If you evade those payments, what is that if not undermining the foundations of welfare state? Also, the welfare state has developed mechanisms to restrict worker exploitation, for instance the minimum wage (in Finland, through collective agreements). In local barter trade, all these rules are dodged.
2) The illegalityYes, I know, it's absurd. It sounds really stupid that if I mow your lawn and then you mend my socks, we should both pay income tax and pay social contributions, and if we do more of it, we should also pay value added tax. But that's the current law; that's the very basic idea of the welfare state. A very large part of the money that the government makes and then uses for various more or less good causes comes from taxing the use of labor, and much of worker protection is achieved through the bureaucracy and the barrier of entry that it creates.

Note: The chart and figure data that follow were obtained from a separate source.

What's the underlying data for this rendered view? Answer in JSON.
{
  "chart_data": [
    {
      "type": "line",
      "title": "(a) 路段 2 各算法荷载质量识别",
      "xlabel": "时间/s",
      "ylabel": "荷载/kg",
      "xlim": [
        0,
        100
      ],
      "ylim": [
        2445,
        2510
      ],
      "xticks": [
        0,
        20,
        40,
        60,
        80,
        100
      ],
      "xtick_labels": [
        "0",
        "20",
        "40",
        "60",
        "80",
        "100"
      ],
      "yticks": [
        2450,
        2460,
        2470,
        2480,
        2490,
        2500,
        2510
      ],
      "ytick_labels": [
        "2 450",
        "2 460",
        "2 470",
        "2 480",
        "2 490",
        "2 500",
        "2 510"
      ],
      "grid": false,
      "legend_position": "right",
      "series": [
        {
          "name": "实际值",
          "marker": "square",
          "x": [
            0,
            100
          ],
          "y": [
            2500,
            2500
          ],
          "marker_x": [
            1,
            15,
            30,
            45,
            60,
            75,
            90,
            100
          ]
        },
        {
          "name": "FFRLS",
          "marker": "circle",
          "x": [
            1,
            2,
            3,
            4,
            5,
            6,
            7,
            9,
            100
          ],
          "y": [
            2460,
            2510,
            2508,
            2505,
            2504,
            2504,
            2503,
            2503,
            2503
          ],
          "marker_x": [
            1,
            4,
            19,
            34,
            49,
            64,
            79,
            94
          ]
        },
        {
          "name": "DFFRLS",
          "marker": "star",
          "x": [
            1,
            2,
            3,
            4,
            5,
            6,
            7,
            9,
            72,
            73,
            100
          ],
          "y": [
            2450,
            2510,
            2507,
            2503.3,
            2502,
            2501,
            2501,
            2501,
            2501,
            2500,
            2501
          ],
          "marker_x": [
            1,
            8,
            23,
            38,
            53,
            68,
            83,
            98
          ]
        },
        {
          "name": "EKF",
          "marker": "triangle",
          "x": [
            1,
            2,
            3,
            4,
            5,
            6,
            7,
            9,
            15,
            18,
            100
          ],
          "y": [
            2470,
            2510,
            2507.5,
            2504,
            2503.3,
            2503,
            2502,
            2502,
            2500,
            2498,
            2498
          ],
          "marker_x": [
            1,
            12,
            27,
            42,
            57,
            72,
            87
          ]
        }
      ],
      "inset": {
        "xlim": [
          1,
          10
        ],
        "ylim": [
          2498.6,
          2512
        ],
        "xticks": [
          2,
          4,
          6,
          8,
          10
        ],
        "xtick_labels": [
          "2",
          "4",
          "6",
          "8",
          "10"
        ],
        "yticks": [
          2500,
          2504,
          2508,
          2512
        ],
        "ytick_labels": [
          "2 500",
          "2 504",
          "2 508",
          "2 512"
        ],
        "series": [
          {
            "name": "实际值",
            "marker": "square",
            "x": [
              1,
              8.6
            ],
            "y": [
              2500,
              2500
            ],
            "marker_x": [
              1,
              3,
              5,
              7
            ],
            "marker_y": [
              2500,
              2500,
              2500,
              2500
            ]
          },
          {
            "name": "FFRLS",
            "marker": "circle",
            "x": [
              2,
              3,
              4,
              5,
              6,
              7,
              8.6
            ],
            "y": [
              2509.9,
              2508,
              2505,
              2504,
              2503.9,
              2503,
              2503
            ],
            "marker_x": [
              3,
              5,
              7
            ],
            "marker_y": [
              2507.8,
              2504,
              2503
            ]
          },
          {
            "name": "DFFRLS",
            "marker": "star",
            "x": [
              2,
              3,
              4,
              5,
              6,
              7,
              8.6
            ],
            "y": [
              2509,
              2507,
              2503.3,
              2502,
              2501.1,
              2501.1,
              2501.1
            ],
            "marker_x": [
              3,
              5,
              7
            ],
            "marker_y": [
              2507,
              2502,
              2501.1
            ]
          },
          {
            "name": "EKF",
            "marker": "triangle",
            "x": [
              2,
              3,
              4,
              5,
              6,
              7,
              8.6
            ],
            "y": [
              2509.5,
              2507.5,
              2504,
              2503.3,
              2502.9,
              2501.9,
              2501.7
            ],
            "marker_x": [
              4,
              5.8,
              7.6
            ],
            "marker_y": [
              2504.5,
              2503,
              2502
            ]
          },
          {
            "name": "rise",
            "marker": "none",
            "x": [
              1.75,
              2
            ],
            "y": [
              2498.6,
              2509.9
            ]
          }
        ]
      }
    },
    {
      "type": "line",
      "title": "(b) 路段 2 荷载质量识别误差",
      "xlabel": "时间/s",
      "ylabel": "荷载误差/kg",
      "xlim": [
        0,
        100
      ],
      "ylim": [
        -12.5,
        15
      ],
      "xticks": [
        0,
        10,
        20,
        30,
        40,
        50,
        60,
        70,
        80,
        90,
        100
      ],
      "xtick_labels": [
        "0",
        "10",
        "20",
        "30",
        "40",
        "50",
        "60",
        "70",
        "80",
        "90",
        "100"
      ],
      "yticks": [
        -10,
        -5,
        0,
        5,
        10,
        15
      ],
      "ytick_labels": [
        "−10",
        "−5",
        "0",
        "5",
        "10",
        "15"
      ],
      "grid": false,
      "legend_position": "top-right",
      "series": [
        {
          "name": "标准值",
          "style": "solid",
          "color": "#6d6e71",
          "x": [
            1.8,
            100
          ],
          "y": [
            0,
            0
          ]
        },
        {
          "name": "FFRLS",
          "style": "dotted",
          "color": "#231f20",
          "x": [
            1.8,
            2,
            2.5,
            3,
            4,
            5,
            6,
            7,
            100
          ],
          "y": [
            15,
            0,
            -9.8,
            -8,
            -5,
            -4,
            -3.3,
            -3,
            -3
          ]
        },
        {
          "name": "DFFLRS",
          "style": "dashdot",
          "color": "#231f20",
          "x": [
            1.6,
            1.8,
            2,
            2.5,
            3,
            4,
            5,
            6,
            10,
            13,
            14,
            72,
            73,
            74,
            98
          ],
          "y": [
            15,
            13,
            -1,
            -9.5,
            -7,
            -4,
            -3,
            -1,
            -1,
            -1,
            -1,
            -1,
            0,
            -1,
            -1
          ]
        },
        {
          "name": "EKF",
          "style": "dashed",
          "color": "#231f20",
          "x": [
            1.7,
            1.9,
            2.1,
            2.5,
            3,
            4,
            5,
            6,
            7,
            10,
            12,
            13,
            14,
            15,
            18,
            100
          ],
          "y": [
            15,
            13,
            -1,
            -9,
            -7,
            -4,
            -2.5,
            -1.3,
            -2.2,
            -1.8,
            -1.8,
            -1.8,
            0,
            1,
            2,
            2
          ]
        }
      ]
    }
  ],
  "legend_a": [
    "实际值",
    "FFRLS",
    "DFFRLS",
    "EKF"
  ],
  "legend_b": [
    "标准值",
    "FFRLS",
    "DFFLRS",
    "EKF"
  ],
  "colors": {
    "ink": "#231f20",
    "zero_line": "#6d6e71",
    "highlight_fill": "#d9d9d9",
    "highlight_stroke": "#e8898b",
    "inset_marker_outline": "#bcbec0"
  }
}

Current law is very explicit about this, and the
taxman's guidance in the Web makes it absolutely clear. There are situations where people can work for free - bees (in Finnish, talkoot) for instance. But bartering services is tax evasion.
Even in the case where you and your neighbor work at the same place and only you have a car, giving a ride to your neighbor and accepting half of the gas cost from him is illegal. This is the welfare state.
The outcomeThe development in Kumpula is by no means new. This kind of
barter economy movements have spawned throughout the Western world for decades. For instance, in the U.S., the tax code was amended to cover them in 1982.
The ideas are the same ("let's fight evil capitalism and support local communities"), the means are the same ("let's use local money to enforce locality, avoid the taxes and bureaucracy"), and the outcomes are the same (unrestricted small-scale capitalism works for a while, it's generally a nice experience, but people grow up, the key people move away, and eventually the system fades away). If any of these trials were to become substantial, they would face investigations and criminal proceedings.
So, to summarize: the activists speaking here have become completely confused with the concepts of market economy and welfare state. They think they're doing "something else", when they are actually doing "more of the same". They think they've invented an alternative to capitalism, and what they're doing is going back to the 19th century style capitalism, just in small scale. If it stays that way, it's OK.